Certains registres paroissiaux contiennent des mentions et des histoires non strictement liées a la tenue du registre. Bien qu'interdites elles apparaissent parfois. Certaines sont amusantes ou instructives. Par exemple des comptes pour les revenus des messes.
A Vieux-Ruffec, il s'agit du sérieux du curé qui est remis en cause.
Pendant longtemps, certains curés n'étaient pas trop chauds pour tenir les registres paroissiaux. C'est une des raisons pour lesquelles bien que la loi les rende obligatoires soit datée de 1539 pour les baptêmes et 1579 pour les décès et mariages, beaucoup de paroisses n'en tiennent pas régulièrement avant 1691, voire plus tard.

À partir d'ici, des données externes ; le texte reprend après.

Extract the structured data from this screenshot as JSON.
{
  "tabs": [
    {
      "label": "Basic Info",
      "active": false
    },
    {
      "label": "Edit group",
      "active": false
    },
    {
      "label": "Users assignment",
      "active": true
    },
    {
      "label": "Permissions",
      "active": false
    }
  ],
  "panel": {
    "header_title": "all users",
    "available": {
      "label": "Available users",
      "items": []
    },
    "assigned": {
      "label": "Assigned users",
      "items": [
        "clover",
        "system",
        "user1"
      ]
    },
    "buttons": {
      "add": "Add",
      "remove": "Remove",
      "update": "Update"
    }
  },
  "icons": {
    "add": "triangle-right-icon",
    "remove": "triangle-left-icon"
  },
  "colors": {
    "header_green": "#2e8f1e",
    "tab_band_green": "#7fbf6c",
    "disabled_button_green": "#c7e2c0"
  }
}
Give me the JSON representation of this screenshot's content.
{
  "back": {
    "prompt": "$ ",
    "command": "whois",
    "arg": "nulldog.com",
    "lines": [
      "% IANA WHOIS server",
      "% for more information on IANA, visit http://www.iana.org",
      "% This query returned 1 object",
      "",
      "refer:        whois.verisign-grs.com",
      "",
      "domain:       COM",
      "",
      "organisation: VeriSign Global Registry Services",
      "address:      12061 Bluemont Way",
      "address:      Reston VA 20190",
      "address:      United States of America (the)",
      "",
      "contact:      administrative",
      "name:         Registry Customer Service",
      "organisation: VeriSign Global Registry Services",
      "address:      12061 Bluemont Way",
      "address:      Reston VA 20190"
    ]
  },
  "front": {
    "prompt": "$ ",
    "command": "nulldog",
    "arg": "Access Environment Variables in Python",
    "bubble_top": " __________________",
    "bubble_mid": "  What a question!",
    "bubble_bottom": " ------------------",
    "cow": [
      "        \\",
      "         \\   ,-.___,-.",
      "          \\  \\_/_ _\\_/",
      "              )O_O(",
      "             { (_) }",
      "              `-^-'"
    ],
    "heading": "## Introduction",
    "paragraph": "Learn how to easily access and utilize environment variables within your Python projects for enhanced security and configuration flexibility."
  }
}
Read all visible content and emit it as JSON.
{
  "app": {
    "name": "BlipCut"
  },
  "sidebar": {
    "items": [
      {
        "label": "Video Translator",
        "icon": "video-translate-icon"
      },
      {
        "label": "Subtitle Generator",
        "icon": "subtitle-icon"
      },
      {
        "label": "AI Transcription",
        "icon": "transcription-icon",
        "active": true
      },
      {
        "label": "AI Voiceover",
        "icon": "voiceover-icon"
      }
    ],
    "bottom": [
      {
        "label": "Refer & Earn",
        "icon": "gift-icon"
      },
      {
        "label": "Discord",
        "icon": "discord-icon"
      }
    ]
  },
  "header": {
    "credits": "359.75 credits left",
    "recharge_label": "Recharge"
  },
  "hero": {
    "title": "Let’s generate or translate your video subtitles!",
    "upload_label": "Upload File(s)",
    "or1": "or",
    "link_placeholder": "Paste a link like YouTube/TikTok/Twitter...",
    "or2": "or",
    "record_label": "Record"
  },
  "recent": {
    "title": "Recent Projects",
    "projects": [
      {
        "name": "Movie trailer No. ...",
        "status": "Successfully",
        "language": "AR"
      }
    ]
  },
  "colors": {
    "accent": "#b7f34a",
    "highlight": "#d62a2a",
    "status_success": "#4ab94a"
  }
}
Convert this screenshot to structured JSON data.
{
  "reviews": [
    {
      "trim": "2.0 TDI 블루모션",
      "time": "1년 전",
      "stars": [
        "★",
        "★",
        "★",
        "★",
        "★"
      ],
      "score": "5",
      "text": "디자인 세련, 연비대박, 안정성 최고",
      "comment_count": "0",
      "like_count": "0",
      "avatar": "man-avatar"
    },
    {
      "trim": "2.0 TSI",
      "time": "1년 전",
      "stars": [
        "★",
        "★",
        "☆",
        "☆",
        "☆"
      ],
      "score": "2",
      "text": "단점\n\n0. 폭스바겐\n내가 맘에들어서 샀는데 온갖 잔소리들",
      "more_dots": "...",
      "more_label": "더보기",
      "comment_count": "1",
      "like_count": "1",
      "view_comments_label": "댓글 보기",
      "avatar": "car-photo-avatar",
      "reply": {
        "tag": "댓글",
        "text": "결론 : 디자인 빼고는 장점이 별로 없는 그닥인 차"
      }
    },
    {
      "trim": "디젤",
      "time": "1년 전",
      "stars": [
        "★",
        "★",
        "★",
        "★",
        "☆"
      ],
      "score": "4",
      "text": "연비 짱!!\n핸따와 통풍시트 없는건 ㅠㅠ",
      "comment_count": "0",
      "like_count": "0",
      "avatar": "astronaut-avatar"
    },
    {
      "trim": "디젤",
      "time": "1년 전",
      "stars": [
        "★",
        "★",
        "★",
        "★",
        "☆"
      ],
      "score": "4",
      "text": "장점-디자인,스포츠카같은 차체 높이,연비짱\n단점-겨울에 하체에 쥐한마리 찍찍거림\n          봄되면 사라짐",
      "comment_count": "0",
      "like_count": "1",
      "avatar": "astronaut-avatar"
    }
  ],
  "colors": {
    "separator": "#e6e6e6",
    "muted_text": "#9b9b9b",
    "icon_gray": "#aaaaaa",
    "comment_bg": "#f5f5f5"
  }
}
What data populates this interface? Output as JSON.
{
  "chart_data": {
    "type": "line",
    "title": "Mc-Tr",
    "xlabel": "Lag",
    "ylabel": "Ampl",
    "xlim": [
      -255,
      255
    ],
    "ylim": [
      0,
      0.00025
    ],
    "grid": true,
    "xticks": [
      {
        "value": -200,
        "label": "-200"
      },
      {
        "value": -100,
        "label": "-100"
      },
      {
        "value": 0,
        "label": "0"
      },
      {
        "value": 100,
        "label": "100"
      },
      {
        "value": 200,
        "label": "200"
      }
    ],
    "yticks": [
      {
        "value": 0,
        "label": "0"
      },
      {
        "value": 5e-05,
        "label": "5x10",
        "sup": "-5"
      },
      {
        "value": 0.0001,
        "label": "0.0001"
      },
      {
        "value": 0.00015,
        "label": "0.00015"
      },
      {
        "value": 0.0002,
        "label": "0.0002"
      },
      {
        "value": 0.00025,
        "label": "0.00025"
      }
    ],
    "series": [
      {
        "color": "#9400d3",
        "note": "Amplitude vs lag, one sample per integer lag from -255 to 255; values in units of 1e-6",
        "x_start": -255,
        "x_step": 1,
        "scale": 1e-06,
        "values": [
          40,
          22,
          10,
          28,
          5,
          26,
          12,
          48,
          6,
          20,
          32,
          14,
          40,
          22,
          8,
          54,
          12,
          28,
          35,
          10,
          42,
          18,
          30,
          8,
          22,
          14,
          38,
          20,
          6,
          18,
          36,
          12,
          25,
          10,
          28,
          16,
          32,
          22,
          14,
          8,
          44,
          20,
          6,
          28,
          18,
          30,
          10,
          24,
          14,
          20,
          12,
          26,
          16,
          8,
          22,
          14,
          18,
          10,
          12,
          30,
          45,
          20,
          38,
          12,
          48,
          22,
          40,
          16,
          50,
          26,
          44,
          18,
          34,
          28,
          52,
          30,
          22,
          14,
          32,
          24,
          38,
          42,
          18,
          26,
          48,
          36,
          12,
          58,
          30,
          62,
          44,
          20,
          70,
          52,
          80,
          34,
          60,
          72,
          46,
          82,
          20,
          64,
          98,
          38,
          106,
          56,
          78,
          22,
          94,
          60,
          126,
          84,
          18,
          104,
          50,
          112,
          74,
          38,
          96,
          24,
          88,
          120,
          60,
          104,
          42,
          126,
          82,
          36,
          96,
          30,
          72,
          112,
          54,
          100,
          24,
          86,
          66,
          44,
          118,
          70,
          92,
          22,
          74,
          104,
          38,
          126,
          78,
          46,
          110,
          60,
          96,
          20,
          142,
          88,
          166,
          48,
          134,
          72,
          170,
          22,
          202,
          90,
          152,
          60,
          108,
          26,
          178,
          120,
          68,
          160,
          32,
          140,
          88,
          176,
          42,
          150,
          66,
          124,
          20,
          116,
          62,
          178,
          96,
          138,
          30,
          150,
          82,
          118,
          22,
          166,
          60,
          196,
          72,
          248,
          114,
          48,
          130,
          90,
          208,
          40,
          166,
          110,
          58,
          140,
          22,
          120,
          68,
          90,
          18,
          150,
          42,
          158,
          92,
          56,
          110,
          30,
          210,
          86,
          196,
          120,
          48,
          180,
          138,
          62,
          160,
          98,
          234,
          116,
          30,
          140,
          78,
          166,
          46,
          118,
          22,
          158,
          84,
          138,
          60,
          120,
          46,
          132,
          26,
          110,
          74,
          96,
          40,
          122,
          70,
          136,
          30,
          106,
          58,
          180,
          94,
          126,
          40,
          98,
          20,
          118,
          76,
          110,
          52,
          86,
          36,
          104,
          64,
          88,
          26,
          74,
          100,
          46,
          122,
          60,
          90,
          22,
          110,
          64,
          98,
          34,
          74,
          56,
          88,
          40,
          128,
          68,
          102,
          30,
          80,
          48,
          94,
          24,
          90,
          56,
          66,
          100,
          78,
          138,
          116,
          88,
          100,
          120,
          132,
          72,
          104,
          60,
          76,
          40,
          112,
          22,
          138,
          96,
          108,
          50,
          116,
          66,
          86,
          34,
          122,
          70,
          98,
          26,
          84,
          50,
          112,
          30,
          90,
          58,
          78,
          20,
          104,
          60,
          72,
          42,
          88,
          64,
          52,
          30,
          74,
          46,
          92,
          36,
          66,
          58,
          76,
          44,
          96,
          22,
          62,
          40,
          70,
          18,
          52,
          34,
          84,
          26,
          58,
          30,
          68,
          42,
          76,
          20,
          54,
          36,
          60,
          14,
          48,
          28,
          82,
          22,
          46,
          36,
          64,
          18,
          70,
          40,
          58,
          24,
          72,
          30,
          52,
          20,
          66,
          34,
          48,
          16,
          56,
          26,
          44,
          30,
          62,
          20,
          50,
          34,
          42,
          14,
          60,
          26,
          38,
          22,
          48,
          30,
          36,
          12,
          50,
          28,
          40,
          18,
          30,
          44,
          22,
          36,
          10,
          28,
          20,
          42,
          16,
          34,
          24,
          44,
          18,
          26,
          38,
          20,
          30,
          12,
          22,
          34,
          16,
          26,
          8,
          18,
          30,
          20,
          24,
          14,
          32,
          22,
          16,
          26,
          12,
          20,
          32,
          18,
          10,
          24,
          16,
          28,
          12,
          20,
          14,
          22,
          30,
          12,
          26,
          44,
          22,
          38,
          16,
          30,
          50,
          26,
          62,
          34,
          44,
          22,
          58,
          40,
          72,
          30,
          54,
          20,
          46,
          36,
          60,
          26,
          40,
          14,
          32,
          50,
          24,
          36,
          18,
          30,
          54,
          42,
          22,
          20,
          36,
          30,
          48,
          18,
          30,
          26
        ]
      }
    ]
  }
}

En 1756, a Vieux-Ruffec, le curé s'appelle GUENIER. Il est chargé de tenir le registre paroissial à mesure qu'il officie les actes religieux de la vie courante. Cependant, il n'est pas très strict.
Sur la page 19 du registre BMS de Vieux-Ruffec pour 1744-1801 (3E443/1), en bas d'une page de nettoyage de plume, on trouve une remontrance qui rappelle au curé que s'il ne s’améliore pas il risque l'amende.
Je ne sais pas qui a écrit la note. Comme il s'agit de la copie du greffe, il se pourrait que ça soit le greffier qui vérifie les registres quand ils lui sont transmis.
Le registre ne dit pas si le curé a reçu une amende ou pas. Le registre ayant beaucoup de lacunes, il est difficile de savoir s'il s'est amélioré a la tâche.
A Vieux-Ruffec, il s'agit du sérieux du curé qui est remis en cause.
Pendant longtemps, certains curés n'étaient pas trop chauds pour tenir les registres paroissiaux. C'est une des raisons pour lesquelles bien que la loi les rende obligatoires soit datée de 1539 pour les baptêmes et 1579 pour les décès et mariages, beaucoup de paroisses n'en tiennent pas régulièrement avant 1691, voire plus tard.
En 1756, a Vieux-Ruffec, le curé s'appelle GUENIER. Il est chargé de tenir le registre paroissial à mesure qu'il officie les actes religieux de la vie courante. Cependant, il n'est pas très strict.
Sur la page 19 du registre BMS de Vieux-Ruffec pour 1744-1801 (3E443/1), en bas d'une page de nettoyage de plume, on trouve une remontrance qui rappelle au curé que s'il ne s’améliore pas il risque l'amende.
Je ne sais pas qui a écrit la note. Comme il s'agit de la copie du greffe, il se pourrait que ça soit le greffier qui vérifie les registres quand ils lui sont transmis.
Le registre ne dit pas si le curé a reçu une amende ou pas. Le registre ayant beaucoup de lacunes, il est difficile de savoir s'il s'est amélioré a la tâche.
Some parish registers contain notes and stories not strictly related to record-keeping. Although prohibited, they sometimes appear. Some are amusing or informative. For example, accounts of mass revenues.
At Vieux-Ruffec, it is the seriousness of the parish priest that is called into question.
For a long time, some priests were not keen to keep parish registers. That is one reason why, although the law making them compulsory dates from 1539 for baptisms and 1579 for deaths and marriages, many parishes did not keep them regularly before 1691, or even later.
In 1756 at Vieux-Ruffec, the parish priest was named GUENIER. He was responsible for keeping the parish register as he officiated at the religious acts of daily life. However, he was not very diligent.
On page 19 of the BMS register of Vieux-Ruffec for 1744–1801 (3E443/1), at the bottom of a pen-cleaning page, there is a reprimand reminding the priest that if he does not improve he risks a fine.
I do not know who wrote the note. Since it is from the court copy, it may have been the clerk checking the registers when they were submitted to him.
The register does not say whether the priest was actually fined. Given the many gaps in the register, it is difficult to say whether he improved in his duties.
At Vieux-Ruffec, it is the seriousness of the parish priest that is called into question.
For a long time, some priests were not keen to keep parish registers. That is one reason why, although the law making them compulsory dates from 1539 for baptisms and 1579 for deaths and marriages, many parishes did not keep them regularly before 1691, or even later.
In 1756 at Vieux-Ruffec, the parish priest was named GUENIER. He was responsible for keeping the parish register as he officiated at the religious acts of daily life. However, he was not very diligent.
On page 19 of the BMS register of Vieux-Ruffec for 1744–1801 (3E443/1), at the bottom of a pen-cleaning page, there is a reprimand reminding the priest that if he does not improve he risks a fine.
I do not know who wrote the note. Since it is from the court copy, it may have been the clerk checking the registers when they were submitted to him.
The register does not say whether the priest was actually fined. Given the many gaps in the register, it is difficult to say whether he improved in his duties.